During her PhD, Bastkowski had to create her own algorithms, data structures and file parsers for working with split networks. With SPECTRE, researchers and software developers no longer have to start from scratch, saving time and avoiding some of the challenges traditionally associated with creating phylogenetic networks and trees.

Mapleson used his industry background as a software developer to ensure the software provides easy-to-use building blocks for developers and a user-friendly interface for biologists.

Not only can users create networks and trees using the tools, but they can also view, manipulate and save them as high quality graphics for use in publications.

The comprehensive library of algorithms, source code and programs in SPECTRE make it a valuable new resource for further new developments in the field, including by students, says Professor Vincent Moulton from the School of Computing Sciences at the University of East Anglia.

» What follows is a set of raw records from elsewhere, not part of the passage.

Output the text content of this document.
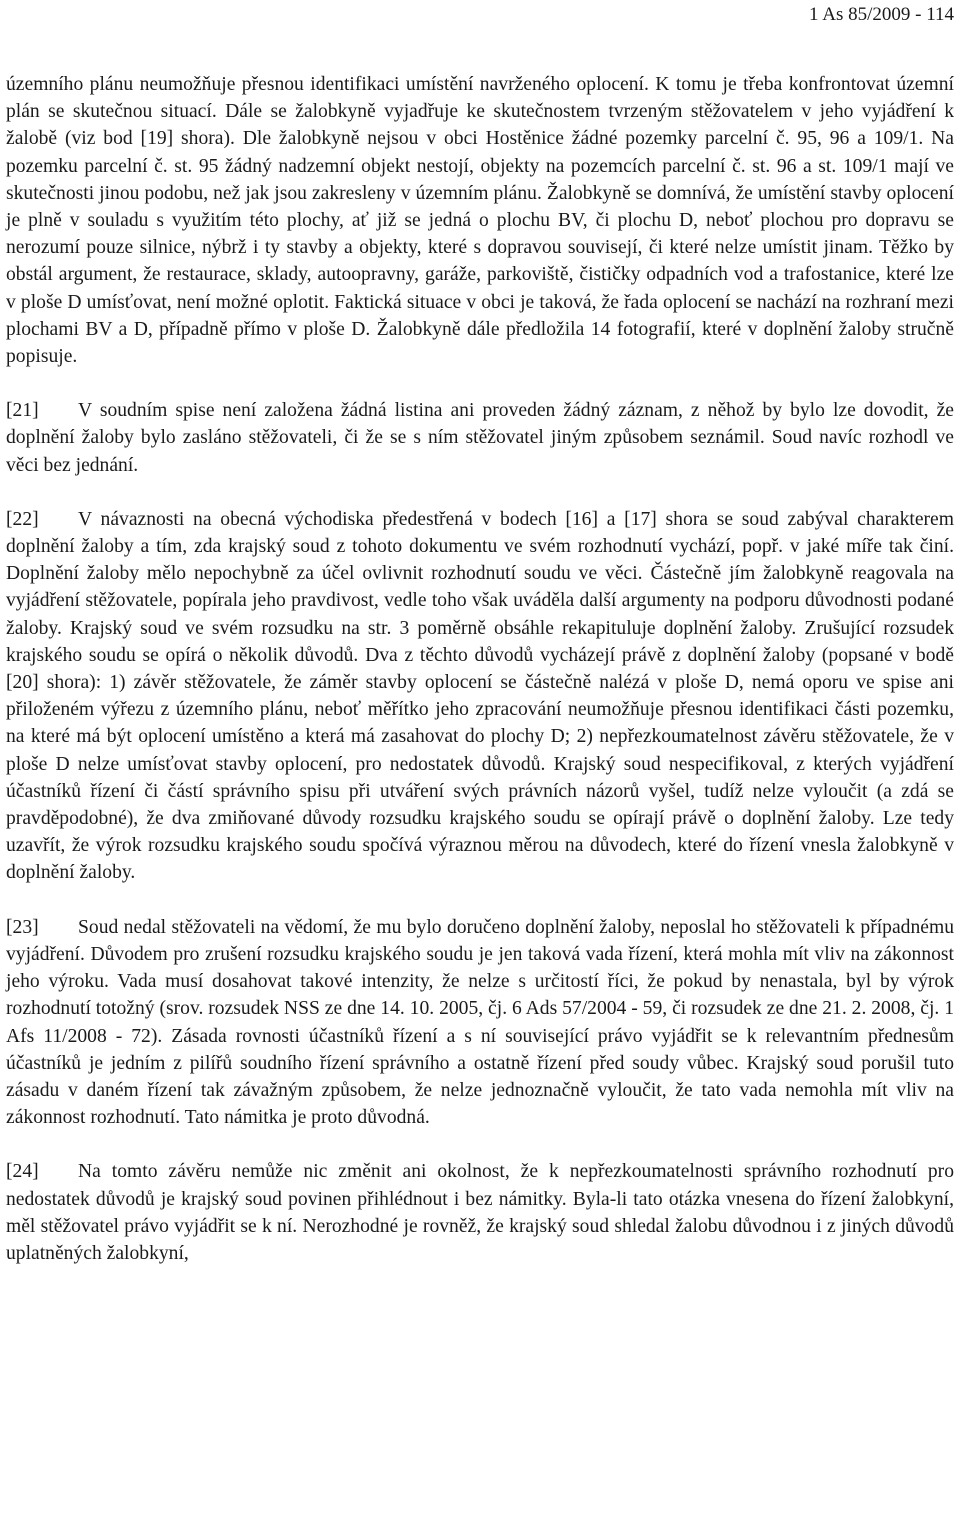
1 As 85/2009 - 114

územního plánu neumožňuje přesnou identifikaci umístění navrženého oplocení. K tomu je třeba konfrontovat územní plán se skutečnou situací. Dále se žalobkyně vyjadřuje ke skutečnostem tvrzeným stěžovatelem v jeho vyjádření k žalobě (viz bod [19] shora). Dle žalobkyně nejsou v obci Hostěnice žádné pozemky parcelní č. 95, 96 a 109/1. Na pozemku parcelní č. st. 95 žádný nadzemní objekt nestojí, objekty na pozemcích parcelní č. st. 96 a st. 109/1 mají ve skutečnosti jinou podobu, než jak jsou zakresleny v územním plánu. Žalobkyně se domnívá, že umístění stavby oplocení je plně v souladu s využitím této plochy, ať již se jedná o plochu BV, či plochu D, neboť plochou pro dopravu se nerozumí pouze silnice, nýbrž i ty stavby a objekty, které s dopravou souvisejí, či které nelze umístit jinam. Těžko by obstál argument, že restaurace, sklady, autoopravny, garáže, parkoviště, čističky odpadních vod a trafostanice, které lze v ploše D umísťovat, není možné oplotit. Faktická situace v obci je taková, že řada oplocení se nachází na rozhraní mezi plochami BV a D, případně přímo v ploše D. Žalobkyně dále předložila 14 fotografií, které v doplnění žaloby stručně popisuje.

[21] V soudním spise není založena žádná listina ani proveden žádný záznam, z něhož by bylo lze dovodit, že doplnění žaloby bylo zasláno stěžovateli, či že se s ním stěžovatel jiným způsobem seznámil. Soud navíc rozhodl ve věci bez jednání.

[22] V návaznosti na obecná východiska předestřená v bodech [16] a [17] shora se soud zabýval charakterem doplnění žaloby a tím, zda krajský soud z tohoto dokumentu ve svém rozhodnutí vychází, popř. v jaké míře tak činí. Doplnění žaloby mělo nepochybně za účel ovlivnit rozhodnutí soudu ve věci. Částečně jím žalobkyně reagovala na vyjádření stěžovatele, popírala jeho pravdivost, vedle toho však uváděla další argumenty na podporu důvodnosti podané žaloby. Krajský soud ve svém rozsudku na str. 3 poměrně obsáhle rekapituluje doplnění žaloby. Zrušující rozsudek krajského soudu se opírá o několik důvodů. Dva z těchto důvodů vycházejí právě z doplnění žaloby (popsané v bodě [20] shora): 1) závěr stěžovatele, že záměr stavby oplocení se částečně nalézá v ploše D, nemá oporu ve spise ani přiloženém výřezu z územního plánu, neboť měřítko jeho zpracování neumožňuje přesnou identifikaci části pozemku, na které má být oplocení umístěno a která má zasahovat do plochy D; 2) nepřezkoumatelnost závěru stěžovatele, že v ploše D nelze umísťovat stavby oplocení, pro nedostatek důvodů. Krajský soud nespecifikoval, z kterých vyjádření účastníků řízení či částí správního spisu při utváření svých právních názorů vyšel, tudíž nelze vyloučit (a zdá se pravděpodobné), že dva zmiňované důvody rozsudku krajského soudu se opírají právě o doplnění žaloby. Lze tedy uzavřít, že výrok rozsudku krajského soudu spočívá výraznou měrou na důvodech, které do řízení vnesla žalobkyně v doplnění žaloby.

[23] Soud nedal stěžovateli na vědomí, že mu bylo doručeno doplnění žaloby, neposlal ho stěžovateli k případnému vyjádření. Důvodem pro zrušení rozsudku krajského soudu je jen taková vada řízení, která mohla mít vliv na zákonnost jeho výroku. Vada musí dosahovat takové intenzity, že nelze s určitostí říci, že pokud by nenastala, byl by výrok rozhodnutí totožný (srov. rozsudek NSS ze dne 14. 10. 2005, čj. 6 Ads 57/2004 - 59, či rozsudek ze dne 21. 2. 2008, čj. 1 Afs 11/2008 - 72). Zásada rovnosti účastníků řízení a s ní související právo vyjádřit se k relevantním přednesům účastníků je jedním z pilířů soudního řízení správního a ostatně řízení před soudy vůbec. Krajský soud porušil tuto zásadu v daném řízení tak závažným způsobem, že nelze jednoznačně vyloučit, že tato vada nemohla mít vliv na zákonnost rozhodnutí. Tato námitka je proto důvodná.

[24] Na tomto závěru nemůže nic změnit ani okolnost, že k nepřezkoumatelnosti správního rozhodnutí pro nedostatek důvodů je krajský soud povinen přihlédnout i bez námitky. Byla-li tato otázka vnesena do řízení žalobkyní, měl stěžovatel právo vyjádřit se k ní. Nerozhodné je rovněž, že krajský soud shledal žalobu důvodnou i z jiných důvodů uplatněných žalobkyní,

As people use the software, they will have their own ideas for how to improve it. These ideas can be incorporated into it, helping to ensure that the library will continue to grow and flourish, he says.

Some of the tools use distances between objects of study to measure relationships and could therefore be used in a number of other fields. For example, to study the evolution of languages or patterns in geographical landscapes.

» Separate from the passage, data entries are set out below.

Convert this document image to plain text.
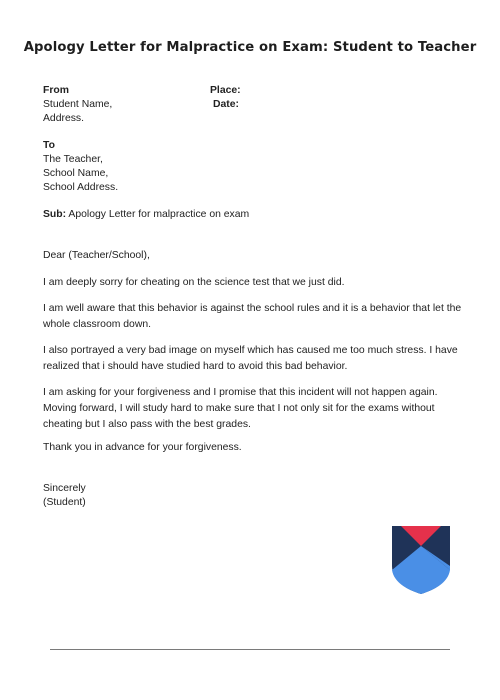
Apology Letter for Malpractice on Exam: Student to Teacher
From
Student Name,
Address.
Place:
Date:
To
The Teacher,
School Name,
School Address.
Sub: Apology Letter for malpractice on exam
Dear (Teacher/School),
I am deeply sorry for cheating on the science test that we just did.
I am well aware that this behavior is against the school rules and it is a behavior that let the whole classroom down.
I also portrayed a very bad image on myself which has caused me too much stress. I have realized that i should have studied hard to avoid this bad behavior.
I am asking for your forgiveness and I promise that this incident will not happen again. Moving forward, I will study hard to make sure that I not only sit for the exams without cheating but I also pass with the best grades.
Thank you in advance for your forgiveness.
Sincerely
(Student)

SPECTRE website - http://www.earlham.ac.uk/spectre

Tools included in the software: NeighborNet, NetMake, QNet, SuperQ, FlatNJ, NetME.

About Earlham Institute

The Earlham Institute (EI) is a leading research institute focusing on the development of genomics and computational biology. EI is based within the Norwich Research Park and is one of eight institutes that receive strategic funding from Biotechnology and Biological Science Research Council (BBSRC) - £6.45M in 2015/2016 - as well as support from other research funders. EI operates a National Capability to promote the application of genomics and bioinformatics to advance bioscience research and innovation.

EI offers a state of the art DNA sequencing facility, unique by its operation of multiple complementary technologies for data generation. The Institute is a UK hub for innovative bioinformatics through research, analysis and interpretation of multiple, complex data sets. It hosts one of the largest computing hardware facilities dedicated to life science research in Europe. It is also actively involved in developing novel platforms to provide access to computational tools and processing capacity for multiple academic and industrial users and promoting applications of computational Bioscience. Additionally, the Institute offers a training programme through courses and workshops, and an outreach programme targeting key stakeholders, and wider public audiences through dialogue and science communication activities.